TREC researchers warn that their work has not yet found that ultimate search method, but they have created a viable test environment. The TREC Legal Track is to the point where it may soon offer lawyers a common language and defined processes for search that can account for the inherent deficiencies of the technology.

“What I hope to get out of this is some common language about search,” Jessen says, with a caveat. “Of course, if judges don’t buy into what we’re doing, this is not going anywhere.”

Sidebar

Search Models and Methods

Besides Boolean, TREC Legal Track is using several search technologies, including fuzzy search models, probabilistic (or Bayesian) models, statistical methods (also called clustering), machine-learning approaches, categorization tools and social network analysis. These search technologies fall into several classes:

• Boolean, the most familiar model, uses keywords to pull results by using connecting words like and or or to find specific combinations.
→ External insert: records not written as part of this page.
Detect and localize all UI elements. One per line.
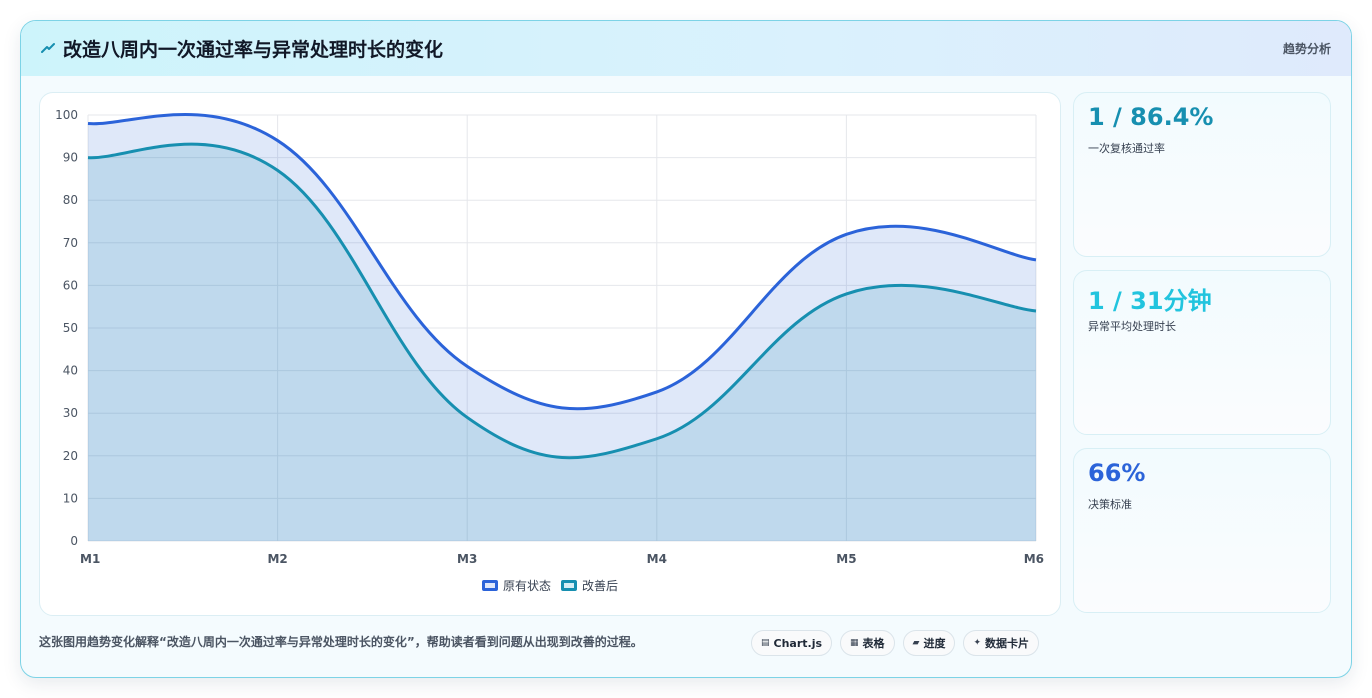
trend-analysis-tag: 趋势分析 — [1282, 42, 1331, 56]
x-tick-label: M4 — [647, 552, 667, 566]
page-title: 改造八周内一次通过率与异常处理时长的变化 — [63, 39, 444, 61]
y-tick-label: 60 — [63, 278, 78, 292]
chip-chartjs[interactable]: ▤ Chart.js — [750, 630, 833, 656]
legend-item-improved[interactable]: 改善后 — [561, 577, 618, 594]
progress-icon: ▰ — [912, 638, 920, 648]
table-icon: ▦ — [850, 638, 859, 648]
legend-label-improved: 改善后 — [582, 579, 619, 593]
chip-progress[interactable]: ▰ 进度 — [902, 630, 956, 656]
kpi-card-pass-rate: 1 / 86.4% 一次复核通过率 — [1073, 92, 1331, 257]
y-tick-label: 30 — [63, 406, 78, 420]
chip-label: 进度 — [923, 637, 946, 650]
x-tick-label: M5 — [836, 552, 856, 566]
y-tick-label: 100 — [55, 108, 78, 122]
chart-card: 改造八周内一次通过率与异常处理时长的变化 趋势分析 0 10 20 30 40 50 60 7… — [20, 20, 1352, 678]
y-tick-label: 80 — [63, 193, 78, 207]
kpi-card-handling-time: 1 / 31分钟 异常平均处理时长 — [1073, 270, 1331, 435]
x-tick-label: M2 — [267, 552, 287, 566]
kpi-value: 1 / 31分钟 — [1088, 287, 1212, 315]
x-tick-label: M6 — [1024, 552, 1044, 566]
chart-panel: 0 10 20 30 40 50 60 70 80 90 100 M1 M2 M3 M4 M5 M6 原有状态 … — [39, 92, 1061, 616]
series-area-1 — [88, 114, 1036, 541]
chart-legend: 原有状态 改善后 — [40, 577, 1060, 594]
legend-swatch-original — [481, 580, 498, 591]
chip-data-card[interactable]: ✦ 数据卡片 — [963, 630, 1039, 656]
card-header: 改造八周内一次通过率与异常处理时长的变化 趋势分析 — [21, 21, 1351, 76]
chip-table[interactable]: ▦ 表格 — [840, 630, 895, 656]
y-tick-label: 0 — [70, 534, 78, 548]
chip-label: Chart.js — [773, 636, 823, 650]
chip-label: 表格 — [862, 637, 885, 650]
kpi-value: 1 / 86.4% — [1088, 103, 1214, 131]
kpi-label: 异常平均处理时长 — [1088, 320, 1176, 333]
area-chart: 0 10 20 30 40 50 60 70 80 90 100 M1 M2 M3 M4 M5 M6 — [55, 108, 1044, 566]
y-tick-label: 40 — [63, 364, 78, 378]
chip-label: 数据卡片 — [985, 637, 1029, 650]
y-tick-label: 20 — [63, 449, 78, 463]
series-line-1 — [87, 113, 1037, 411]
legend-swatch-improved — [561, 580, 577, 591]
y-tick-label: 50 — [63, 321, 78, 335]
legend-label-original: 原有状态 — [502, 579, 551, 593]
tech-chips: ▤ Chart.js ▦ 表格 ▰ 进度 ✦ 数据卡片 — [750, 630, 1039, 656]
series-area-2 — [88, 144, 1036, 541]
x-tick-label: M1 — [80, 552, 100, 566]
kpi-label: 一次复核通过率 — [1088, 142, 1165, 155]
series-line-2 — [87, 142, 1037, 460]
sparkle-icon: ✦ — [973, 638, 981, 648]
kpi-label: 决策标准 — [1088, 498, 1132, 511]
y-tick-label: 10 — [63, 491, 78, 505]
chart-icon: ▤ — [760, 638, 770, 648]
y-tick-label: 90 — [63, 151, 78, 165]
x-tick-label: M3 — [457, 552, 477, 566]
trend-icon — [41, 43, 55, 53]
chart-description: 这张图用趋势变化解释“改造八周内一次通过率与异常处理时长的变化”，帮助读者看到问… — [39, 635, 643, 649]
legend-item-original[interactable]: 原有状态 — [481, 577, 551, 594]
y-tick-label: 70 — [63, 236, 78, 250]
kpi-value: 66% — [1088, 459, 1146, 487]
kpi-card-decision-standard: 66% 决策标准 — [1073, 448, 1331, 613]
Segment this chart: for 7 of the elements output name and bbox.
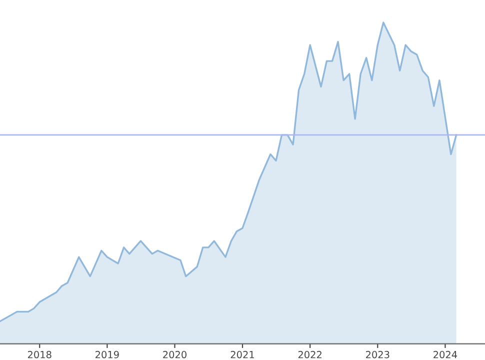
x-tick-label: 2023 <box>366 350 390 358</box>
x-tick-label: 2019 <box>96 350 119 358</box>
x-tick-label: 2018 <box>28 350 52 358</box>
x-tick-label: 2021 <box>230 350 254 358</box>
x-tick-label: 2020 <box>163 350 186 358</box>
x-tick-label: 2024 <box>434 350 458 358</box>
x-tick-label: 2022 <box>298 350 322 358</box>
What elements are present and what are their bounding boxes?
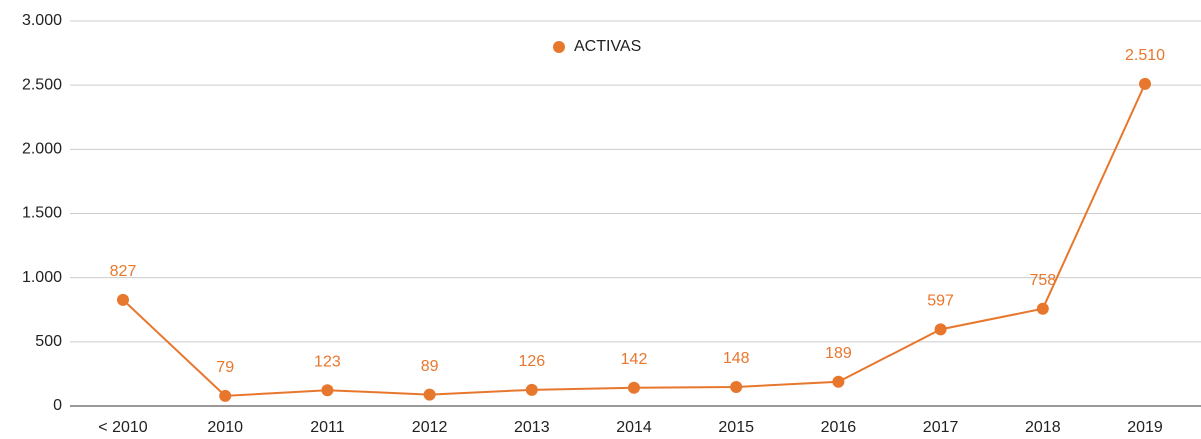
y-tick-label: 0: [53, 397, 62, 414]
point: [730, 381, 743, 394]
x-tick-label: 2015: [718, 419, 754, 436]
value-label: 148: [723, 350, 750, 367]
value-label: 597: [927, 293, 954, 310]
y-tick-label: 3.000: [22, 12, 62, 29]
x-tick-label: 2019: [1127, 419, 1163, 436]
point: [1139, 77, 1151, 90]
legend-marker: [553, 41, 565, 53]
x-tick-label: 2016: [821, 419, 857, 436]
x-tick-label: 2017: [923, 419, 959, 436]
point: [1036, 302, 1049, 315]
x-tick-label: 2010: [207, 419, 243, 436]
y-tick-label: 1.000: [22, 269, 62, 286]
point: [525, 383, 538, 396]
value-label: 79: [216, 359, 234, 376]
point: [117, 293, 129, 306]
value-label: 126: [518, 353, 545, 370]
point: [832, 375, 845, 388]
value-label: 2.510: [1125, 47, 1165, 64]
value-label: 827: [110, 263, 137, 280]
x-tick-label: 2011: [310, 419, 345, 436]
value-label: 123: [314, 353, 341, 370]
x-tick-label: 2013: [514, 419, 550, 436]
y-tick-label: 1.500: [22, 205, 62, 222]
point: [628, 381, 640, 394]
x-tick-label: 2012: [412, 419, 448, 436]
x-tick-label: < 2010: [98, 419, 147, 436]
value-label: 89: [421, 358, 439, 375]
y-tick-label: 2.500: [22, 76, 62, 93]
line: [122, 83, 1146, 397]
value-label: 758: [1029, 272, 1056, 289]
y-tick-label: 500: [35, 333, 62, 350]
point: [321, 384, 334, 397]
legend-label: ACTIVAS: [574, 38, 641, 55]
point: [423, 388, 436, 401]
y-tick-label: 2.000: [22, 141, 62, 158]
value-label: 142: [621, 351, 648, 368]
point: [934, 323, 947, 336]
x-tick-label: 2014: [616, 419, 652, 436]
point: [219, 389, 232, 402]
value-label: 189: [825, 345, 852, 362]
x-tick-label: 2018: [1025, 419, 1061, 436]
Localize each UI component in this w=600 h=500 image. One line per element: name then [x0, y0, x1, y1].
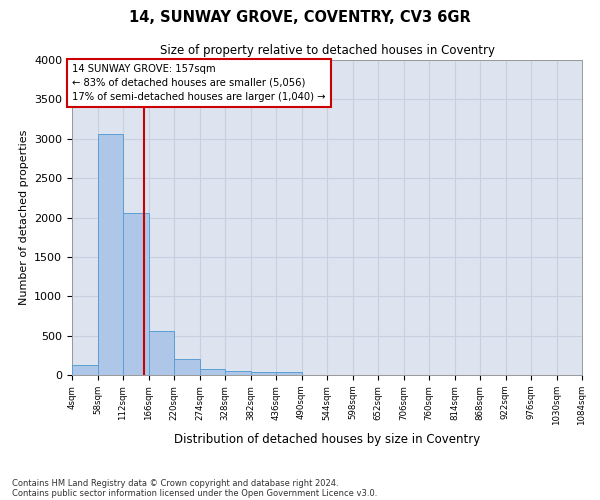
X-axis label: Distribution of detached houses by size in Coventry: Distribution of detached houses by size … [174, 434, 480, 446]
Bar [174, 359, 199, 375]
Bar [200, 369, 225, 375]
Y-axis label: Number of detached properties: Number of detached properties [19, 130, 29, 305]
Text: 14 SUNWAY GROVE: 157sqm
← 83% of detached houses are smaller (5,056)
17% of semi: 14 SUNWAY GROVE: 157sqm ← 83% of detache… [73, 64, 326, 102]
Text: Contains HM Land Registry data © Crown copyright and database right 2024.: Contains HM Land Registry data © Crown c… [12, 478, 338, 488]
Bar [97, 134, 123, 375]
Bar [251, 372, 276, 375]
Text: Contains public sector information licensed under the Open Government Licence v3: Contains public sector information licen… [12, 488, 377, 498]
Bar [276, 372, 302, 375]
Text: 14, SUNWAY GROVE, COVENTRY, CV3 6GR: 14, SUNWAY GROVE, COVENTRY, CV3 6GR [129, 10, 471, 25]
Bar [225, 370, 251, 375]
Title: Size of property relative to detached houses in Coventry: Size of property relative to detached ho… [160, 44, 494, 58]
Bar [149, 331, 174, 375]
Bar [72, 365, 97, 375]
Bar [123, 213, 149, 375]
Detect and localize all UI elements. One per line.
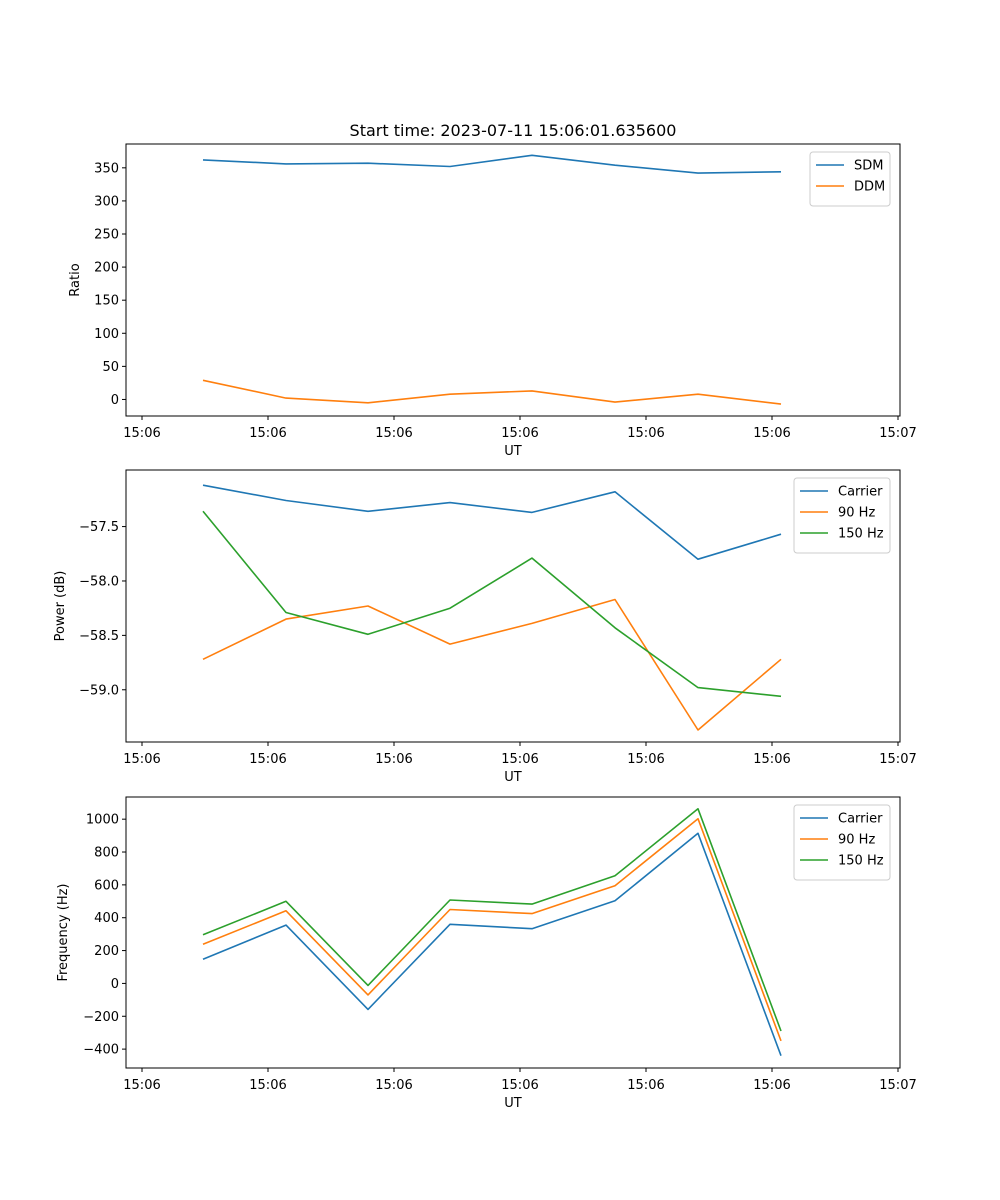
legend-box xyxy=(793,477,891,554)
y-tick-label: 150 xyxy=(94,294,119,309)
series-line-carrier xyxy=(202,832,782,1056)
y-axis-label: Power (dB) xyxy=(53,571,68,642)
x-tick-label: 15:06 xyxy=(123,752,160,767)
y-tick-label: −57.5 xyxy=(79,520,119,535)
plot-frame xyxy=(125,143,901,417)
x-tick-label: 15:06 xyxy=(627,426,664,441)
y-tick-label: −59.0 xyxy=(79,683,119,698)
y-tick-label: 0 xyxy=(111,393,119,408)
x-tick-label: 15:07 xyxy=(879,752,916,767)
legend: Carrier 90 Hz 150 Hz xyxy=(793,804,891,881)
y-axis-label: Frequency (Hz) xyxy=(56,883,71,981)
panels: 15:06 15:06 15:06 15:06 15:06 15:06 15:07 0 50 10… xyxy=(53,143,917,1111)
y-tick-label: 100 xyxy=(94,327,119,342)
x-axis-label: UT xyxy=(504,770,522,785)
y-tick-label: 200 xyxy=(94,944,119,959)
x-tick-label: 15:06 xyxy=(753,1078,790,1093)
x-tick-label: 15:06 xyxy=(753,426,790,441)
series-line-carrier xyxy=(202,484,782,561)
x-tick-label: 15:06 xyxy=(375,426,412,441)
y-tick-label: 1000 xyxy=(86,813,119,828)
series-line-90-hz xyxy=(202,817,782,1042)
y-tick-label: 0 xyxy=(111,977,119,992)
y-tick-label: 200 xyxy=(94,261,119,276)
series-line-ddm xyxy=(202,379,782,405)
x-axis-label: UT xyxy=(504,444,522,459)
chart-panel-3: 15:06 15:06 15:06 15:06 15:06 15:06 15:07 −400 −… xyxy=(56,796,917,1111)
x-tick-label: 15:06 xyxy=(501,1078,538,1093)
x-tick-label: 15:06 xyxy=(123,426,160,441)
legend: Carrier 90 Hz 150 Hz xyxy=(793,477,891,554)
y-tick-label: 350 xyxy=(94,161,119,176)
x-tick-label: 15:06 xyxy=(501,426,538,441)
y-tick-label: 800 xyxy=(94,846,119,861)
y-tick-label: 600 xyxy=(94,878,119,893)
x-tick-label: 15:07 xyxy=(879,1078,916,1093)
legend-label: DDM xyxy=(854,180,885,195)
legend: SDM DDM xyxy=(809,151,891,207)
x-tick-label: 15:06 xyxy=(249,752,286,767)
series-line-sdm xyxy=(202,154,782,174)
y-tick-label: −400 xyxy=(83,1043,119,1058)
x-tick-label: 15:06 xyxy=(249,1078,286,1093)
legend-label: Carrier xyxy=(838,485,883,500)
series-line-150-hz xyxy=(202,807,782,1032)
legend-label: 90 Hz xyxy=(838,506,875,521)
legend-label: 150 Hz xyxy=(838,527,884,542)
legend-label: SDM xyxy=(854,159,883,174)
plot-frame xyxy=(125,469,901,743)
chart-panel-2: 15:06 15:06 15:06 15:06 15:06 15:06 15:07 −59.0… xyxy=(53,469,917,785)
legend-label: 90 Hz xyxy=(838,833,875,848)
x-tick-label: 15:06 xyxy=(753,752,790,767)
x-tick-label: 15:06 xyxy=(627,1078,664,1093)
x-tick-label: 15:06 xyxy=(375,1078,412,1093)
y-tick-label: −58.0 xyxy=(79,574,119,589)
y-tick-label: 50 xyxy=(102,360,119,375)
y-axis-label: Ratio xyxy=(68,263,83,296)
y-tick-label: −58.5 xyxy=(79,629,119,644)
y-tick-label: −200 xyxy=(83,1010,119,1025)
chart-panel-1: 15:06 15:06 15:06 15:06 15:06 15:06 15:07 0 50 10… xyxy=(68,143,917,459)
y-tick-label: 400 xyxy=(94,911,119,926)
legend-box xyxy=(793,804,891,881)
y-tick-label: 250 xyxy=(94,228,119,243)
plot-frame xyxy=(125,796,901,1069)
figure-title: Start time: 2023-07-11 15:06:01.635600 xyxy=(350,121,677,140)
x-tick-label: 15:06 xyxy=(627,752,664,767)
legend-label: Carrier xyxy=(838,812,883,827)
legend-label: 150 Hz xyxy=(838,854,884,869)
series-line-150-hz xyxy=(202,510,782,698)
y-tick-label: 300 xyxy=(94,194,119,209)
x-tick-label: 15:06 xyxy=(501,752,538,767)
x-tick-label: 15:07 xyxy=(879,426,916,441)
x-tick-label: 15:06 xyxy=(249,426,286,441)
x-tick-label: 15:06 xyxy=(375,752,412,767)
x-tick-label: 15:06 xyxy=(123,1078,160,1093)
x-axis-label: UT xyxy=(504,1096,522,1111)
In more complex litigation, more sophisticated Boolean strings are often used with a fuzzy search technique, designed to account for spelling mistakes and word variations.

• Fuzzy search models attempt to refine a search beyond specific words, recognizing that words can have multiple forms, so that even if search terms don’t use the exact words in a relevant document, the document might still be found.

• Algebraic search is based on the premise that mathematical models can figure out the meaning of a document and then retrieve relevant documents by looking at the proximity of related words.

• Probabilistic search uses language models, including Bayesian belief networks, which make inferences about the relevance of documents based on computer learning about how concepts are communicated in a collection.

• Alternative search methods, usually grouped under the rubric of concept searching, often involve complex mathematical and linguistic models, but usually take human training to “teach” the computers to recognize terms and concepts.

• Clustering searches group terms found in similar contexts to figure out which words are used in connection with a search topic.

• Concept and categorization tool search systems rely on a thesaurus to capture documents that use different words to express the same thought.

Jason Krause is a freelance journalist in Madison, Wis., who contributes regularly to the ABA Journal.